I have a dataset like this:
id<-c(1:6)
value<-c(" ","1", "1 6","1 777"," ", " ")
df<-data.frame(id, value)
Now I would like to convert it as dummy variable for each value, and use 0 and 1 to represent "yes" and "no". In other word, instead of count the combination value, i would like to count each value for each observation. for example, the first obs is NA, so only NA is yes, the third obs chose combo value "1" and "6", so in row no.3, the cols"1" and col"6" are marked as "1" (which is yes). Ideally get the table looks like this (plz ignore the dot after the numbers):
id 1 6 777 NA
1 0 0 0 1
2 1 0 0 0
3 1 1 0 0
4 1 0 1 0
5 0 0 0 1
6 0 0 0 1
i tried use package "fastdummies", my code is like this:
df<-dummy_cols(df,
select_columns="value",
split="")
it does not work very well. Any solution for such case?

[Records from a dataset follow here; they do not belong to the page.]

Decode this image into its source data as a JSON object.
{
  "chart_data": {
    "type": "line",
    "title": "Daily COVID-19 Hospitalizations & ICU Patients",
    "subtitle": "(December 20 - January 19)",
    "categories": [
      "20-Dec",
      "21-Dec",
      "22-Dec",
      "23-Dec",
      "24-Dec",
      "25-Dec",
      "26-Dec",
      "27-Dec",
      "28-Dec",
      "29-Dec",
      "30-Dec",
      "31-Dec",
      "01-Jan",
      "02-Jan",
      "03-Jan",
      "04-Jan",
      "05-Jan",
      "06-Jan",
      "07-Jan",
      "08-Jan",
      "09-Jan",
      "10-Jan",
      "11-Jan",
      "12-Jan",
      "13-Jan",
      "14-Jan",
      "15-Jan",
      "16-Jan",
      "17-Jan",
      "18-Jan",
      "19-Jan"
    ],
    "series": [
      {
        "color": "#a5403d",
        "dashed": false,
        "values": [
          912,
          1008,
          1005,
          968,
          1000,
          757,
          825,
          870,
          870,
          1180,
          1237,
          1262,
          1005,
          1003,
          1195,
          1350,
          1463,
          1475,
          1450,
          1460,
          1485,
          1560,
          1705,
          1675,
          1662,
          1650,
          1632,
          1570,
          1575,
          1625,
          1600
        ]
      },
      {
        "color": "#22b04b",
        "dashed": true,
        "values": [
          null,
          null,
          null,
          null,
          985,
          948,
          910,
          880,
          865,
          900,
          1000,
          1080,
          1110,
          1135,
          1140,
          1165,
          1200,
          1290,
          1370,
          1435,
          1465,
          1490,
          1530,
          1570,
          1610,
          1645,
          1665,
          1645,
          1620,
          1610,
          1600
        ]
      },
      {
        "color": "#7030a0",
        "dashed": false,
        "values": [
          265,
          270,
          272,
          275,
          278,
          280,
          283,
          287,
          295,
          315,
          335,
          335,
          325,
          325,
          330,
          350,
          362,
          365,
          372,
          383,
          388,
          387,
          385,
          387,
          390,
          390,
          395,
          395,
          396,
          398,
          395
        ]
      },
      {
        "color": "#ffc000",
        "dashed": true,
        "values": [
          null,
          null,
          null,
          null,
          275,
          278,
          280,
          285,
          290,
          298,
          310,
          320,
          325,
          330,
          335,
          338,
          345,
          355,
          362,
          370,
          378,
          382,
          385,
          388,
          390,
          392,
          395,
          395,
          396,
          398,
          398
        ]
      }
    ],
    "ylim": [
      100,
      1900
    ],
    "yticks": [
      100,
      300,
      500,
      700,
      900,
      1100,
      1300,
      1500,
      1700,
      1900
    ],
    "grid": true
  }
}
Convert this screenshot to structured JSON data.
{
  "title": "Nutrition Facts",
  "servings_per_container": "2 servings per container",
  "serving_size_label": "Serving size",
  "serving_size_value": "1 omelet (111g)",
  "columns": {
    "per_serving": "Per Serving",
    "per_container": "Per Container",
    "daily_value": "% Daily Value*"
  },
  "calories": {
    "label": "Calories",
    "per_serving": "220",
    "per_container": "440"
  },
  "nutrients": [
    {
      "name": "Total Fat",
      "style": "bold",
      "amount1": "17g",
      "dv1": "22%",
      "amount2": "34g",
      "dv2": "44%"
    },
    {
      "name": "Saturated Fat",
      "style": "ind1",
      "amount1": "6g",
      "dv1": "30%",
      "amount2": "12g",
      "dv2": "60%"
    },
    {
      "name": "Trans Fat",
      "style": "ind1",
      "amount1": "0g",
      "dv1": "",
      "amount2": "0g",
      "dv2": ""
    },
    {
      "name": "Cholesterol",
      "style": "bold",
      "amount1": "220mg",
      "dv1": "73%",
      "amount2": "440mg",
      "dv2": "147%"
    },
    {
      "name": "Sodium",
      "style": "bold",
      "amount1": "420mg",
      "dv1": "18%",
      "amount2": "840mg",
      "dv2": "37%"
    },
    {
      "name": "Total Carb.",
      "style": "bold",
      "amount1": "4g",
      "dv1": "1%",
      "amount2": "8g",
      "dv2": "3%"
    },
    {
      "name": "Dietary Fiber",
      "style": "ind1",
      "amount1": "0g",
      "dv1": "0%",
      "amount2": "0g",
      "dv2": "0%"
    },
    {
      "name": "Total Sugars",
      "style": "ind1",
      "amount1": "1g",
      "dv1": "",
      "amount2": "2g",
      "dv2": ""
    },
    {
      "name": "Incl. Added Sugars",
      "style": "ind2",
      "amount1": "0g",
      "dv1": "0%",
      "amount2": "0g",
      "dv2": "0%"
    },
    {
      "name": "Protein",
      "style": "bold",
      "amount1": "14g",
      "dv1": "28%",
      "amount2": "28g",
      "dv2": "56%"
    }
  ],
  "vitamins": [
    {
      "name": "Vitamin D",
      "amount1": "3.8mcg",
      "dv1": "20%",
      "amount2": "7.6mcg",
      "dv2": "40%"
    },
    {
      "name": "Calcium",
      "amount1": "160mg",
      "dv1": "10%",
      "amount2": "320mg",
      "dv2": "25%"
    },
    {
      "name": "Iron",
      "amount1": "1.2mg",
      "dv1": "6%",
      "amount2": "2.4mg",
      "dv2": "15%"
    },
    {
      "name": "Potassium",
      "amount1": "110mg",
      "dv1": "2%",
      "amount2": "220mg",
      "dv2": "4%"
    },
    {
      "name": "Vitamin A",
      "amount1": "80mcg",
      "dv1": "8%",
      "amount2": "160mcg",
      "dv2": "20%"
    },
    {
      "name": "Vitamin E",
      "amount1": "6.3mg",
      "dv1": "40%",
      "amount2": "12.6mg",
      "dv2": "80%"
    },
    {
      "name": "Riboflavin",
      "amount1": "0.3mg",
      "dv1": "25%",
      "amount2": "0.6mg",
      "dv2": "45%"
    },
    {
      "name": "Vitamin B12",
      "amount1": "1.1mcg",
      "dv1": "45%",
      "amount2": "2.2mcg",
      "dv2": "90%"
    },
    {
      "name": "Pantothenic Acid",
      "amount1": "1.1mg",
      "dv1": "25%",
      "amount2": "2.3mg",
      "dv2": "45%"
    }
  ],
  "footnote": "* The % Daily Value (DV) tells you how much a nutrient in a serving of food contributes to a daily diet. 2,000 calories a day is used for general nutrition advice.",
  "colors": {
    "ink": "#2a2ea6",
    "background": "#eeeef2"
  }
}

Thanks a lot.
Also, when it spits out the dummy vars, the cols name like "value_", "value_6", is there any way to show the name as they were as value like "1", "6","777","NA". Thanks a lot~~!
CodePudding user response:
We may need to convert the space elements to NA
library(dplyr)
library(fastDummies)
library(tidyr)
library(stringr)
df %>%
na_if(" ") %>%
dummy_cols("value", split = " ", remove_selected_columns = TRUE) %>%
mutate(across(starts_with('value_'), replace_na, 0)) %>%
rename_with(~ str_remove(.x, "value_"), starts_with("value_"))
-output
id 1 6 777 NA
1 1 0 0 0 1
2 2 1 0 0 0
3 3 1 1 0 0
4 4 1 0 1 0
5 5 0 0 0 1
6 6 0 0 0 1